[PATCH] nvme: Fix missing inbound DMA offset calculation

Torsten Duwe duwe at lst.de
Thu Apr 30 16:54:12 CEST 2026


From: Torsten Duwe <duwe at suse.de>

U-Boot currently does not account for PCIe bridges with a non-zero
inbound access offset when talking NVMe, it only works on platforms
where this offset happens to be zero.

This patch enhances the NVMe driver with the ability to also handle
these cases. The fix is required to boot e.g. the Raspberry Pi5 from
NVMe.

Signed-off-by: Torsten Duwe <duwe at suse.de>
---

Kudos for the idea of case discrimination go to Andrea; this eases
things a lot.

I do consider this a bug fix.
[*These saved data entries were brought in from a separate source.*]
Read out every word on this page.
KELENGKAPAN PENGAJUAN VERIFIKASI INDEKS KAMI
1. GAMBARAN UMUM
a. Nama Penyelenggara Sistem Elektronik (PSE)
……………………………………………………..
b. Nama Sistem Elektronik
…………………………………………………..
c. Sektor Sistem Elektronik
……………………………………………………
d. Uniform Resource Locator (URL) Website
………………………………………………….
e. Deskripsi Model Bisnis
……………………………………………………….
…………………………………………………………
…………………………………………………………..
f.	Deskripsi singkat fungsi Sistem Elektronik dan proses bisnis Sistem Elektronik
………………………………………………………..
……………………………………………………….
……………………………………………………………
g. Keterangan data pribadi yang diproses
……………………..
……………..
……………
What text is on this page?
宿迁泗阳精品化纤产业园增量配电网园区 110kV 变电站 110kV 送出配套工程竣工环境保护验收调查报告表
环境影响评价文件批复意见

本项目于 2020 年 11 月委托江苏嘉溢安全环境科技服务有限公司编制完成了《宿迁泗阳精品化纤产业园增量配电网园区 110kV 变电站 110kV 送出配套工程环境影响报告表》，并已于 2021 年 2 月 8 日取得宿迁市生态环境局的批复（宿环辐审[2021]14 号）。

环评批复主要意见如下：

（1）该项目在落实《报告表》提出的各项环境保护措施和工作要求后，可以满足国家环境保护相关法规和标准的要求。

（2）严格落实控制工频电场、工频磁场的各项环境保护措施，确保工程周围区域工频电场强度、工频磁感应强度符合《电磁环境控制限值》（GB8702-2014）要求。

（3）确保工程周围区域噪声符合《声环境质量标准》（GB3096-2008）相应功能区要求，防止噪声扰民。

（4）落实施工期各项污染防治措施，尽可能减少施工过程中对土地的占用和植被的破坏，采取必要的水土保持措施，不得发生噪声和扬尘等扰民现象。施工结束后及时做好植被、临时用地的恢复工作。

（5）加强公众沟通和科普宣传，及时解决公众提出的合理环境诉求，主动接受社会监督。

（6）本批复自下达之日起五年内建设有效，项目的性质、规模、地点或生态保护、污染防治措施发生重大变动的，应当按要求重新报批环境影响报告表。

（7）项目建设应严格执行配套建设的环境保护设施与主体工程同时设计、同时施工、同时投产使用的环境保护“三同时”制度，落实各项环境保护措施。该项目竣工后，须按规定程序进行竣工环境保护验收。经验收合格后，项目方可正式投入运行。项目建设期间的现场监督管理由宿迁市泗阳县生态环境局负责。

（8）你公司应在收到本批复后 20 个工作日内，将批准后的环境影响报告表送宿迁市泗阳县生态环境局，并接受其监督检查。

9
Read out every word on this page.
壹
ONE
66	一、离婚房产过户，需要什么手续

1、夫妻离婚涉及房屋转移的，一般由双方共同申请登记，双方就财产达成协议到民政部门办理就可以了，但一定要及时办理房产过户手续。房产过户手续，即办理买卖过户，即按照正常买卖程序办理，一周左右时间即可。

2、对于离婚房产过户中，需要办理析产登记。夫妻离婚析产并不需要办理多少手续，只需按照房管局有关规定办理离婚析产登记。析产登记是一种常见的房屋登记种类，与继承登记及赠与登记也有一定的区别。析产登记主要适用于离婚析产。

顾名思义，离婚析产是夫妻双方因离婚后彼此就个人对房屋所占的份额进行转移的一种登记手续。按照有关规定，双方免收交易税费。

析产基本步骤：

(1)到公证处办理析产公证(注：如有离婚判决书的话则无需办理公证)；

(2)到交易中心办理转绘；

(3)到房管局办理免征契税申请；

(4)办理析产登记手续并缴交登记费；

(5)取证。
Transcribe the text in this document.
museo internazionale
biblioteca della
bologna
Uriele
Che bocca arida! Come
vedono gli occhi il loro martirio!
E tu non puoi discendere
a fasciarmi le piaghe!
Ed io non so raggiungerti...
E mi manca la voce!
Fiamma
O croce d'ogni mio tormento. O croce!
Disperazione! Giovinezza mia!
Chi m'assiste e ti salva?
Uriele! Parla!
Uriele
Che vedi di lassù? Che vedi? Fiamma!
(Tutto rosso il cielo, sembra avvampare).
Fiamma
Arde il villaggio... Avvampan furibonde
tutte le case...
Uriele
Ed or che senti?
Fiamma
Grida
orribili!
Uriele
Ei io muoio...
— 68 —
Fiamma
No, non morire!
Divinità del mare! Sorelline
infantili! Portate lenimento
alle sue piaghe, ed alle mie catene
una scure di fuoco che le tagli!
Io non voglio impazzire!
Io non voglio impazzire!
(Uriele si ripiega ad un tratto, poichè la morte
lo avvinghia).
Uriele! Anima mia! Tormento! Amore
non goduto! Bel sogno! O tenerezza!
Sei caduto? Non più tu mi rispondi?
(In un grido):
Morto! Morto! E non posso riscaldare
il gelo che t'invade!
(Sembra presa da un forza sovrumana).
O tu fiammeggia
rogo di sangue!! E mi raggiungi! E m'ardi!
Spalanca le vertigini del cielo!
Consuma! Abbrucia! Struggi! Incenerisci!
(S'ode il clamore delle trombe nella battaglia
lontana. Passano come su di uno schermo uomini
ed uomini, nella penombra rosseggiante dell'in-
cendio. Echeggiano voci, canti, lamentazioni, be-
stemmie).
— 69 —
The problem has popped up during RPi5
development but really is a generic major defect IMHO. Please apply
wherever appropriate.

	Torsten

---
 drivers/nvme/nvme.c | 39 ++++++++++++++++++++++++++-------------
 1 file changed, 26 insertions(+), 13 deletions(-)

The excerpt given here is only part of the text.